Proyeksi perubahan iklim model IPCC mengindikasikan kenaikan suhu global 2°C dapat terjadi di sekitar 2050 untuk bussiness as usual (BAU) scenario kebijakan mitigasi diterapkan (RCP4.5), dan sekitar 2040 pada BAU skenario emisi karbon tinggi (RCP8.5). Downscale ke lingkup Indonesia, kenaikan 2°C bisa terjadi pada sekitar 2040 (RCP4.5).
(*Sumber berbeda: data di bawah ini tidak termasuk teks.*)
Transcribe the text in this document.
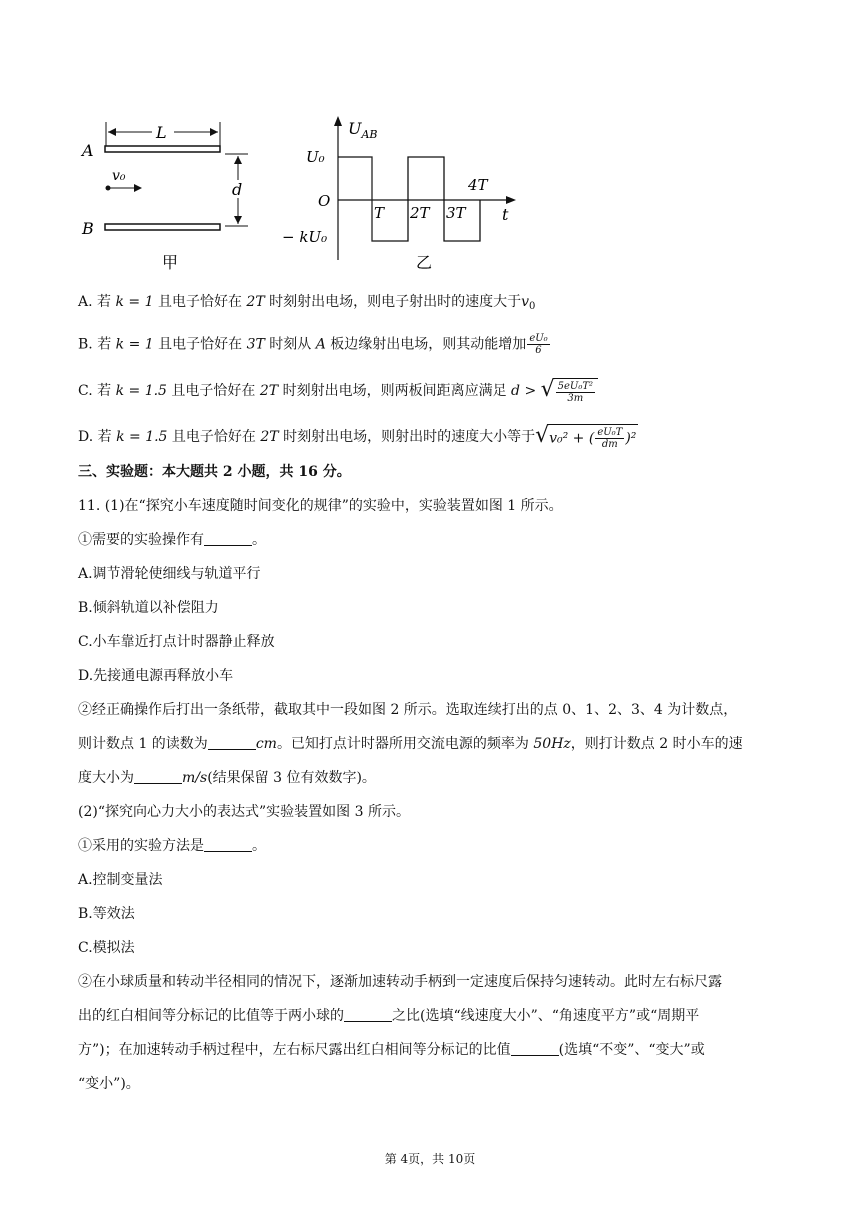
A
L
v₀
d
B
甲
$U_{AB}$
t
U₀
O
− kU₀
T 2T 3T
4T
乙
A. 若 k = 1 且电子恰好在 2T 时刻射出电场，则电子射出时的速度大于$v_0$
B. 若 k = 1 且电子恰好在 3T 时刻从 A 板边缘射出电场，则其动能增加 $\frac{\text{eU₀}}{6}$
C. 若 k = 1.5 且电子恰好在 2T 时刻射出电场，则两板间距离应满足 d > √ $\frac{\text{5eU₀T²}}{3m}$
D. 若 k = 1.5 且电子恰好在 2T 时刻射出电场，则射出时的速度大小等于 √ v₀² + ( $\frac{\text{eU₀T}}{dm} )^2$
三、实验题：本大题共 2 小题，共 16 分。
11. (1)在“探究小车速度随时间变化的规律”的实验中，实验装置如图 1 所示。
①需要的实验操作有	。
A.调节滑轮使细线与轨道平行
B.倾斜轨道以补偿阻力
C.小车靠近打点计时器静止释放
D.先接通电源再释放小车
②经正确操作后打出一条纸带，截取其中一段如图 2 所示。选取连续打出的点 0、1、2、3、4 为计数点，
则计数点 1 的读数为	cm。已知打点计时器所用交流电源的频率为 50Hz，则打计数点 2 时小车的速
度大小为	m/s(结果保留 3 位有效数字)。
(2)“探究向心力大小的表达式”实验装置如图 3 所示。
①采用的实验方法是	。
A.控制变量法
B.等效法
C.模拟法
②在小球质量和转动半径相同的情况下，逐渐加速转动手柄到一定速度后保持匀速转动。此时左右标尺露
出的红白相间等分标记的比值等于两小球的	之比(选填“线速度大小”、“角速度平方”或“周期平
方”)；在加速转动手柄过程中，左右标尺露出红白相间等分标记的比值	(选填“不变”、“变大”或
“变小”)。
第 4页，共 10页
Untuk Jakarta, penelitian Siswanto et al., (2015; Int’l Journal of Climatology) berdasarkan data 135 tahun menunjukkan kenaikan suhu 1,6°C telah terjadi pada rentang 1866 hingga 2012. Secara teori, pemanasan 1°C pada ruang atmosfer bumi bisa menambahkan kapasitas tangkap atmosfer terhadap uap air dan menambahkan 7% energi penggerak siklus hidrologi di permukaan dan atmosfer bumi.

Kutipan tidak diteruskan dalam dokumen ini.